Mancava poco al tramonto. Gli ultimi raggi del sole avevano impresso una forte colorazione rossastra al cielo che diventava di fuoco. I suoni della campagna si erano fatti più lievi. Tacevano gli animali che si preparavano a trascorrere la notte nei loro ripari. Sembravano immobili anche le foglie dei lecci secolari che mai, fino ad allora, avevano conosciuto la scure dell’uomo. C’era silenzio tutt’intorno mentre il pastore pensava al modo di bloccare il rapace che, per la prima volta, aveva scelto i suoi pascoli come zona di caccia e sicuramente sarebbe tornato all’assalto dei capretti.

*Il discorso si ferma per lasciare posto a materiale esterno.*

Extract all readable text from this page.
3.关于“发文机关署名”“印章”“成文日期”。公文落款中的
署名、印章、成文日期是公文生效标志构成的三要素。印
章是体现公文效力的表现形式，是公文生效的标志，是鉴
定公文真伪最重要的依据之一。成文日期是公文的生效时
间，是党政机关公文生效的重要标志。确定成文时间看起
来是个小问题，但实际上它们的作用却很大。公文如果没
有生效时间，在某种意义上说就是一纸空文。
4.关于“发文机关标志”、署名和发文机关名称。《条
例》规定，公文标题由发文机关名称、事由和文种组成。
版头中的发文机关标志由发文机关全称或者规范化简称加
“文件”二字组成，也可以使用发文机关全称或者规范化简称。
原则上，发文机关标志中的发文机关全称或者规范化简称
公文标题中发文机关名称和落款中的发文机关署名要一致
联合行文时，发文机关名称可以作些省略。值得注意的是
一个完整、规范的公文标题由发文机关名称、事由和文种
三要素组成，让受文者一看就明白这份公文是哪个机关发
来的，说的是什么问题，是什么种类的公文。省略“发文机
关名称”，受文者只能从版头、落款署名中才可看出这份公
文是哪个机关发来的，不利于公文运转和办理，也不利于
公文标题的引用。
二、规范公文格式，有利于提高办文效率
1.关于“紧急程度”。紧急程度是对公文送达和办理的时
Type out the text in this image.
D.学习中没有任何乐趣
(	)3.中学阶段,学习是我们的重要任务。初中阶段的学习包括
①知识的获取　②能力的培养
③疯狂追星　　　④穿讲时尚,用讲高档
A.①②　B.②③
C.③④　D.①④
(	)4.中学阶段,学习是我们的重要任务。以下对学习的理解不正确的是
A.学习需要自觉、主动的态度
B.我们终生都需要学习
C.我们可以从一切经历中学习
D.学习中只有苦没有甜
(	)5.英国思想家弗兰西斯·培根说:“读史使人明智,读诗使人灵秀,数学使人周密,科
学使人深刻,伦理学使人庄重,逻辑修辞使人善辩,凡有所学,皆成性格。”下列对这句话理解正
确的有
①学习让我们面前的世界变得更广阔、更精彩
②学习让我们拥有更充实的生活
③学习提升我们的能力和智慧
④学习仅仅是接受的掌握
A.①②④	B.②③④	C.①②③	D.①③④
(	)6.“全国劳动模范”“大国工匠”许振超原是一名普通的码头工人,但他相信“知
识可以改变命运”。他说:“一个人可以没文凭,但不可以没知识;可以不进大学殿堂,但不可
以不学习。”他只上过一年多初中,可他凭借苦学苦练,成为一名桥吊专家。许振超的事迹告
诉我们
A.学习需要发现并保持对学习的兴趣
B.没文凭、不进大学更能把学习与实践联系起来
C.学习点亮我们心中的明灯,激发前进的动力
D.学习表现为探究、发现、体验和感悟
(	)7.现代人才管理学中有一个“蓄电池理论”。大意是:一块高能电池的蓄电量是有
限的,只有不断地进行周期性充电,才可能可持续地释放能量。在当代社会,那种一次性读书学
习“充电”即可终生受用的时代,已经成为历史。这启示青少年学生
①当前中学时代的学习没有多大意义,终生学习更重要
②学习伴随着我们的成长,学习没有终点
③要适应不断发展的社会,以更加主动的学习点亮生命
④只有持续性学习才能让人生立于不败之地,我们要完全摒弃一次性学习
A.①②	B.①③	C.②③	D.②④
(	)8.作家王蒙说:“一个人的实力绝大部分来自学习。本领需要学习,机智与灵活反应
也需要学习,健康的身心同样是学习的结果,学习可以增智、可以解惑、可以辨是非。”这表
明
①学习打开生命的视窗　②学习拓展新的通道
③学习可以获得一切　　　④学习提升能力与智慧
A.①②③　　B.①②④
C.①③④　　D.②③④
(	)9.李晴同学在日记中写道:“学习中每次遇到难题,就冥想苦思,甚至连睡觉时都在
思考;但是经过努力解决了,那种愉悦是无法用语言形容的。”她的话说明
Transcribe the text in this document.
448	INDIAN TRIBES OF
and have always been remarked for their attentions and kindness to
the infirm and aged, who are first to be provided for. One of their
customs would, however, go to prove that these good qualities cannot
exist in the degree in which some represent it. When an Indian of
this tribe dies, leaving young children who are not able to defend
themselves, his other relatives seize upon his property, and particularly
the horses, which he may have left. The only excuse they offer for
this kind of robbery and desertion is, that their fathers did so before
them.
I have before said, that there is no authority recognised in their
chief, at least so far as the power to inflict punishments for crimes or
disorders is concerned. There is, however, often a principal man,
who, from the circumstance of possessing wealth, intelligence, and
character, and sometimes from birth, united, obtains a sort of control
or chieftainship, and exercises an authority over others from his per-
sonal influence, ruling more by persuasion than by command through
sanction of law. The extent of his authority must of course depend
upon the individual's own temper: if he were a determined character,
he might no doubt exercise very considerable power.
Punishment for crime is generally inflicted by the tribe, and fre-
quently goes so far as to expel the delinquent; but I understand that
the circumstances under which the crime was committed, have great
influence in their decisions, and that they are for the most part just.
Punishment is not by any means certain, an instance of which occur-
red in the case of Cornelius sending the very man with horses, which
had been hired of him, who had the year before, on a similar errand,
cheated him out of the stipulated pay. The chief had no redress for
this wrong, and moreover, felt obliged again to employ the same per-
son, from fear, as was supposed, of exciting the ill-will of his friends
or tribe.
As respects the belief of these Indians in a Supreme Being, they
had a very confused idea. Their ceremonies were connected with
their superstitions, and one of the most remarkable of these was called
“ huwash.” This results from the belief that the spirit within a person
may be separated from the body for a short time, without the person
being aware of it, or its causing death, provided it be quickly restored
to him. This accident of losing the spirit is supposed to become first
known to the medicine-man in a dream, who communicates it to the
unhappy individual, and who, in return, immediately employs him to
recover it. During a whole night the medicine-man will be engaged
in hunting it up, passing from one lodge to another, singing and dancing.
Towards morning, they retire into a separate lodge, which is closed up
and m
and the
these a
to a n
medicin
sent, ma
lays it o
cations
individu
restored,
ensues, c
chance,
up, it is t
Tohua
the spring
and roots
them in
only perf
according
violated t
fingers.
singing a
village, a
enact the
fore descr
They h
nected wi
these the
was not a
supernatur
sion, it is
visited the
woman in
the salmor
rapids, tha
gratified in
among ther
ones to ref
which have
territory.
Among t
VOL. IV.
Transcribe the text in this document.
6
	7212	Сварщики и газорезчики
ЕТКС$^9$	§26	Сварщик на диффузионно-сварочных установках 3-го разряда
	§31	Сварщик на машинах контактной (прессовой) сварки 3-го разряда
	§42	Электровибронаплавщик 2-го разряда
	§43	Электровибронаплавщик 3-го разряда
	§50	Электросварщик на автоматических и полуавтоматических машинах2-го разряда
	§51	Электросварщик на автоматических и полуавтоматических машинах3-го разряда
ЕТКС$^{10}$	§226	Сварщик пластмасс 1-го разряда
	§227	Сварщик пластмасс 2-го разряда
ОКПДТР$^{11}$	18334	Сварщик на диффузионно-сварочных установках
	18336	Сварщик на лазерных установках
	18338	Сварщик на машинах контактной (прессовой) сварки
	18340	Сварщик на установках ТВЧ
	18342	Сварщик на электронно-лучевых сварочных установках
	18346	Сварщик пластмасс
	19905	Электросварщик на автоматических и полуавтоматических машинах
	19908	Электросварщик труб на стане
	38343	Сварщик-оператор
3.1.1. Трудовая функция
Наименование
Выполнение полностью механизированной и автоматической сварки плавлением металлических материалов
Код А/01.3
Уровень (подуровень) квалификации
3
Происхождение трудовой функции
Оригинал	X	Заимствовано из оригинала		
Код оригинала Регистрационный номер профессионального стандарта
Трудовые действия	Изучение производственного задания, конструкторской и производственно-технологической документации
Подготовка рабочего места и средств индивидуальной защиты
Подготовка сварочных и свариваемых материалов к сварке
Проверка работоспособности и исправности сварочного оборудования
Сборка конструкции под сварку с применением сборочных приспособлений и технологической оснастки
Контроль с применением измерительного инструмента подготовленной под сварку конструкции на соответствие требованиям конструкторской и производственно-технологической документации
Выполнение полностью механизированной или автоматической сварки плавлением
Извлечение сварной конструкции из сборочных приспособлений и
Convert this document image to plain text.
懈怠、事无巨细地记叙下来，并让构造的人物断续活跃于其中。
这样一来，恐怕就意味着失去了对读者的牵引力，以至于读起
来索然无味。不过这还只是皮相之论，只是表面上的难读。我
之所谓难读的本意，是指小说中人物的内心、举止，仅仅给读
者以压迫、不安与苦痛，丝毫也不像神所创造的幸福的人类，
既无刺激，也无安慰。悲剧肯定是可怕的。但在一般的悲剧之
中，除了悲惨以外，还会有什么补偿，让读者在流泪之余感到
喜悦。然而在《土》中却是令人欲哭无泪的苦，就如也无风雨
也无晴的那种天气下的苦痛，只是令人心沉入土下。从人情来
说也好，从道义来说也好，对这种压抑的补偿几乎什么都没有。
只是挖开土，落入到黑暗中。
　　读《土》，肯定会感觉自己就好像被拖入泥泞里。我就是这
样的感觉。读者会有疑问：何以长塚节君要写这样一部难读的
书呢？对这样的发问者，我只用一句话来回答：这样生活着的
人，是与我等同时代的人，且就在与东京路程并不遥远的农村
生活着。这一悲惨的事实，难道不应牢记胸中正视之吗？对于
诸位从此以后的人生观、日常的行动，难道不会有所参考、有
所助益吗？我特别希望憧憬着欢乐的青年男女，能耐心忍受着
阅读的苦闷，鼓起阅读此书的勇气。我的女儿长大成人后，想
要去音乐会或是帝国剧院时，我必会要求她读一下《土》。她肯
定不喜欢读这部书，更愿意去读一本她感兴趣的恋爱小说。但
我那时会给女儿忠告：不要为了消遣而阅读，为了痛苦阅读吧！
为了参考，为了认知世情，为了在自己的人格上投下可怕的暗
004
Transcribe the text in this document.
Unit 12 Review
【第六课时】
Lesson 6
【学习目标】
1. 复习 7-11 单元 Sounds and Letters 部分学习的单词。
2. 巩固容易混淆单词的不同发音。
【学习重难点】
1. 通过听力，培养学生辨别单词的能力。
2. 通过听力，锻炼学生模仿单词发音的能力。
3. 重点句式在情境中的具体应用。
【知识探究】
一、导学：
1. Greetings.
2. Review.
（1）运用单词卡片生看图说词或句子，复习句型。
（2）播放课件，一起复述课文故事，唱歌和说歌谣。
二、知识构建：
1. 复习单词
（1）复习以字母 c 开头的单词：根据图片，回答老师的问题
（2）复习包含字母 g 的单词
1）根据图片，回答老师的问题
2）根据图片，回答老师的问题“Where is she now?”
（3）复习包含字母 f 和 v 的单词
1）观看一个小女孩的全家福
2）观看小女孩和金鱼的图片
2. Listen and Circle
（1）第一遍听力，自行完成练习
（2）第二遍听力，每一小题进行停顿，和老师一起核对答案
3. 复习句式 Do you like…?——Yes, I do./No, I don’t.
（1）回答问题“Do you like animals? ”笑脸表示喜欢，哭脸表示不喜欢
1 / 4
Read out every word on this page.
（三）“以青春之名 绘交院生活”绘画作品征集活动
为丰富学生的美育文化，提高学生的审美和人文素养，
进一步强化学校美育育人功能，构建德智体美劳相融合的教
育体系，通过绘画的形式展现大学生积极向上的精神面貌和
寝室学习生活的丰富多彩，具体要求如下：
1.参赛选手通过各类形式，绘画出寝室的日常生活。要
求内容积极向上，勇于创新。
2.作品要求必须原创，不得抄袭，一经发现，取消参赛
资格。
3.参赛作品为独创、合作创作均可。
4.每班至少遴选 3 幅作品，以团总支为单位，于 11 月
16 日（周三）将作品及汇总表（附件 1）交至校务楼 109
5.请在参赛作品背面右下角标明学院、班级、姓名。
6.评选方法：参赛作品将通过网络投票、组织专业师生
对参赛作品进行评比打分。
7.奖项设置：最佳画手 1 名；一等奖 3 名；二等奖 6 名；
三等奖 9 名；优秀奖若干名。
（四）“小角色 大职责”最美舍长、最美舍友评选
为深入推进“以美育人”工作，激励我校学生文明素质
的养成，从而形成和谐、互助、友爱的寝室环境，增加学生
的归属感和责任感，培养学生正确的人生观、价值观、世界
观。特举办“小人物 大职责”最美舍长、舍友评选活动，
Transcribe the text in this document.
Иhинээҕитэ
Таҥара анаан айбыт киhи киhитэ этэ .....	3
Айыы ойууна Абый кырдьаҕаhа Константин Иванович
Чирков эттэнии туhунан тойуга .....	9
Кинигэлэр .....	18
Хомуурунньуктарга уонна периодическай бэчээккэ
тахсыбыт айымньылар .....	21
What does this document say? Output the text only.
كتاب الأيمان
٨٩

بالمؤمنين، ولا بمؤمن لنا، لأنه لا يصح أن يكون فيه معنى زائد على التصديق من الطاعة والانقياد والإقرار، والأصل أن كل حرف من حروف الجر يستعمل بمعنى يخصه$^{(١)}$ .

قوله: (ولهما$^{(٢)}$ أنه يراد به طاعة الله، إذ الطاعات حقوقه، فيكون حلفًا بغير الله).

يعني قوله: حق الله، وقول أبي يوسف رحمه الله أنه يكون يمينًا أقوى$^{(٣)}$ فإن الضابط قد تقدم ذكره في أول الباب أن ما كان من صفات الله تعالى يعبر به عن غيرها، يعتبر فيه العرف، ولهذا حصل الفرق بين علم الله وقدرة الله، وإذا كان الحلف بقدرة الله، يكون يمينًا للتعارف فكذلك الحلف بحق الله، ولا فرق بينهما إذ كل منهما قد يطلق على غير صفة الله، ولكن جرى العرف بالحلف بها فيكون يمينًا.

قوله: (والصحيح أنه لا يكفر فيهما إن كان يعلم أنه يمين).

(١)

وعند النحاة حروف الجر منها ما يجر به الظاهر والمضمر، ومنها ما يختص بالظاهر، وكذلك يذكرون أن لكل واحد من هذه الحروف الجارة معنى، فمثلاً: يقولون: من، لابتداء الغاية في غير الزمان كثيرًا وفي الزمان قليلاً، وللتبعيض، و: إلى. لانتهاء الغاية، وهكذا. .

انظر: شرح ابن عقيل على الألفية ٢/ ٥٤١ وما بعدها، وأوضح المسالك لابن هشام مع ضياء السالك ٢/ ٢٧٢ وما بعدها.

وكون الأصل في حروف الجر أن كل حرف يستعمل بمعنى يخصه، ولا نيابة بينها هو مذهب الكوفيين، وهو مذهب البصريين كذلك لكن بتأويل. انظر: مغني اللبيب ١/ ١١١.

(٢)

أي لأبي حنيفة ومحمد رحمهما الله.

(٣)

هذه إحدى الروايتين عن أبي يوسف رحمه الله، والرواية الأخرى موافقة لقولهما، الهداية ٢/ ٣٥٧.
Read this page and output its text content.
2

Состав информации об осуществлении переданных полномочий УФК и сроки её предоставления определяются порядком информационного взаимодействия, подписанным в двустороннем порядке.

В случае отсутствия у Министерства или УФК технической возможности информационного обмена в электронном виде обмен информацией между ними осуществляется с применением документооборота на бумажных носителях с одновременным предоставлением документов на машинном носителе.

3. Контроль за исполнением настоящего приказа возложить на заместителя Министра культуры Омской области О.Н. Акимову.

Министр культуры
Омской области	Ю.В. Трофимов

– Ma non si depet ‘ociri. Ma non è necessario uccidere – osservò, perché lui non desiderava la sua fine; sapeva bene che l’aquila reale, uccello degli dei, al pari delle rocce e degli alberi, delle capre e dei mufloni, faceva parte di quel paesaggio aspro e solitario dominato dal vento.
Era il simbolo alato della montagna. Compariva da lontano e con le sue ali possenti volava sopra la chioma verde degli alberi, fino alle pietraie, poi proseguiva e si tuffava all’improvviso negli strapiombi più profondi prima di sparire oltre il massiccio calcareo dove forse aveva il rifugio.